Masunah lain lagi. Dengan bantuan modal dana melalui KUBE, dia mengembangkan usaha makanan yang sudah lama digelutinya. "Selain jual nasi uduk, juga jual kerudung. Saya puterin uangnya biar nggak cepat habis," kata ibu dua orang anak itu.

Jangan salah, maksud Masunah "memutarkan modal" adalah dengan menawarkan barang yang umumnya pakaian muslim, dengan sistem kredit. Ya, seperti umum dilakukan ibu-ibu rumah tangga.

Tidak hanya mengembangkan usaha, Masunah juga sukses mengkaryakan suaminya. Masunah juga berhasil menyekolahkan kedua anaknya, bahkan seorang diantaranya barus saja menyelesaikan studi si sebuah perguruan tinggi di Jakarta.

Tidak itu saja. Tambahan penghasilan dari berjualan kerudung telah membantu Masunah mempercantik bangunan rumahnya. Kini rumahnya itu serasa rumah baru.

Itulah salah satu dari ribuan cerita sukses tentang KUBE, program yang dipromosikan Kementerian Sosial.

Menurut Teguh Haryono, pada 2010 kira-kira ada 12 ribu KUBE di seluruh Indonesia. Satu provinsi rata-rata memiliki 400 KUBE.

Tetapi, demikian Teguh Haryono, KUBE-KUBE itu tidak semuanya berhasil baik. Pada 2008 tingkat keberhasilan KUBE adalah 40-60%. Teguh belum mengetahui tingkat keberhasilan KUBE pada 2009 dan 2010.

Yang pasti, inisiatif itu telah membantu masyarakat miskin untuk bangkit menapaki hidup sejahtera.

"KUBE adalah himpunan dari kelompok yang tergolong dari masyarakat miskin yang dibentuk, tumbuh dan berkembang atas dasar prakarsa sendiri saling berinteraksi satu dengan lain dan tinggal dalam satu wilayah sendiri," kata Teguh.

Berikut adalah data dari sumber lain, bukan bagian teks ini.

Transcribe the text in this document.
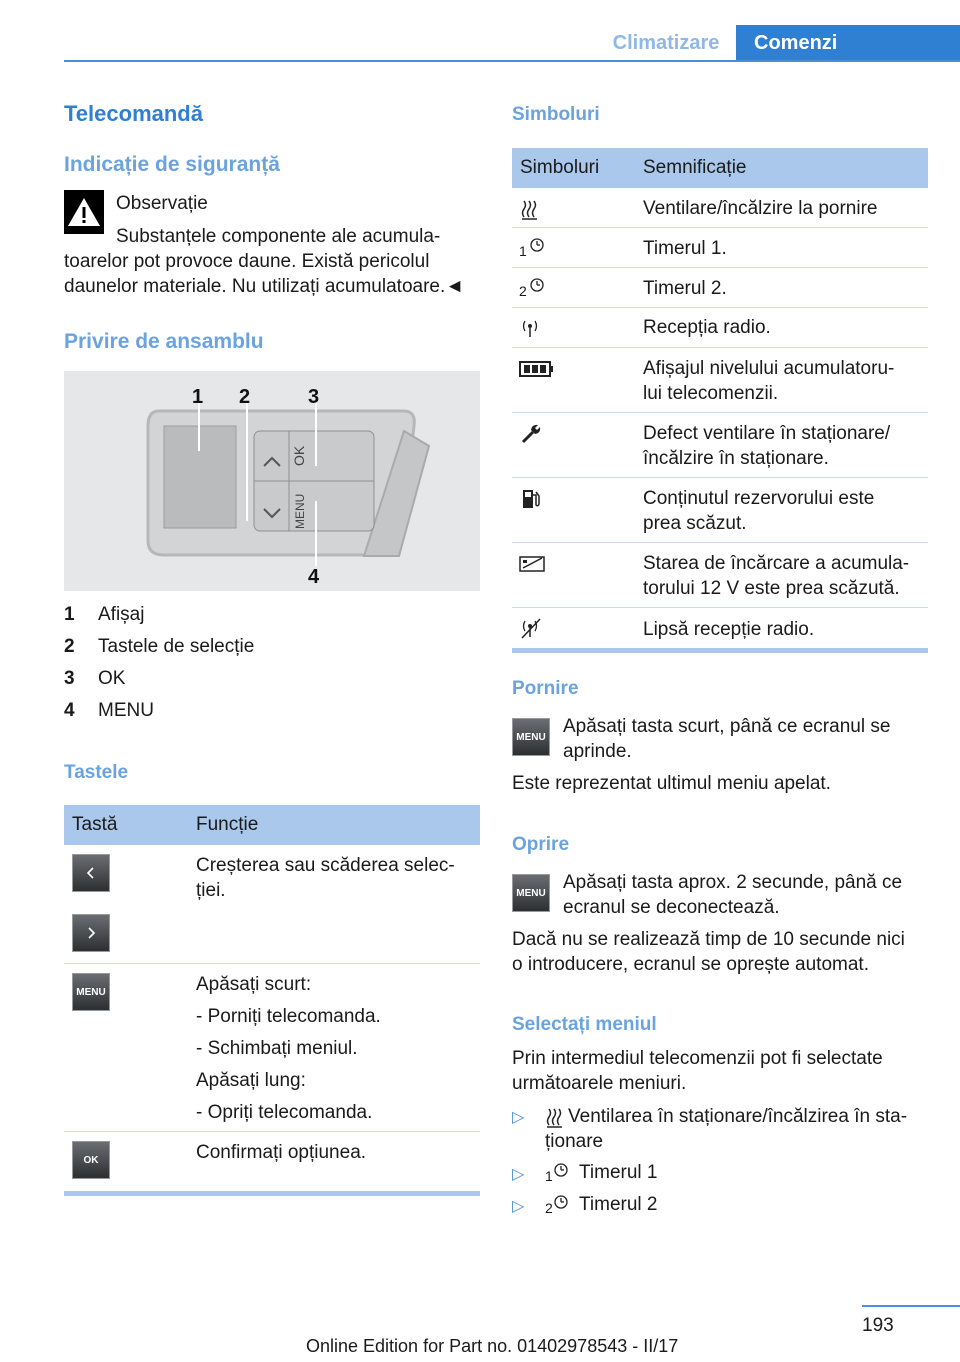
Climatizare	Comenzi
Telecomandă
Indicație de siguranță
Observație
Substanțele componente ale acumula-
toarelor pot provoce daune. Există pericolul
daunelor materiale. Nu utilizați acumulatoare.◄
Privire de ansamblu
OK
MENU
1 2	3
4
1 Afișaj
2 Tastele de selecție
3 OK
4 MENU
Tastele
Tastă	Funcție
Creșterea sau scăderea selec-
ției.
MENU	Apăsați scurt:
- Porniți telecomanda.
- Schimbați meniul.
Apăsați lung:
- Opriți telecomanda.
OK	Confirmați opțiunea.
Simboluri
Simboluri Semnificație
Ventilare/încălzire la pornire
1	Timerul 1.
2	Timerul 2.
Recepția radio.
Afișajul nivelului acumulatoru-
lui telecomenzii.
Defect ventilare în staționare/
încălzire în staționare.
Conținutul rezervorului este
prea scăzut.
Starea de încărcare a acumula-
torului 12 V este prea scăzută.
Lipsă recepție radio.
Pornire
MENU Apăsați tasta scurt, până ce ecranul se
aprinde.
Este reprezentat ultimul meniu apelat.
Oprire
MENU Apăsați tasta aprox. 2 secunde, până ce
ecranul se deconectează.
Dacă nu se realizează timp de 10 secunde nici
o introducere, ecranul se oprește automat.
Selectați meniul
Prin intermediul telecomenzii pot fi selectate
următoarele meniuri.
▷ Ventilarea în staționare/încălzirea în sta-
ționare
▷ 1 Timerul 1
▷ 2 Timerul 2
193
Online Edition for Part no. 01402978543 - II/17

Dalam satu kelompok itu terdapat 10 Kepala Keluarga yang tinggal dalam satu wilayah, sedangkan jenis usaha tergantung kepada keinginan kelompok. Dana KUBE akan dikirim oleh Kementerian Sosial ke rekening milik KUBE-KUBE itu.

Bagi Anda yang tertarik mendapatkan dana KUBE, Anda harus membuat proposal yang diajukan dari desa ke kecamatan, kemudian ke kabupaten, provinsi, dan akhirnya ke pusat.

"Bila mengajukan proposal tahun ini dan bila memenuhi syarat maka dana akan diberikan pada tahun 2012. Dana itu juga harus diperhitungkan dengan anggaran negara," demikian Teguh Haryono.

Formula KUBE mungkin tidak ideal, tapi amat membantu dan mendorong masyarakat miskin hidup sejahter.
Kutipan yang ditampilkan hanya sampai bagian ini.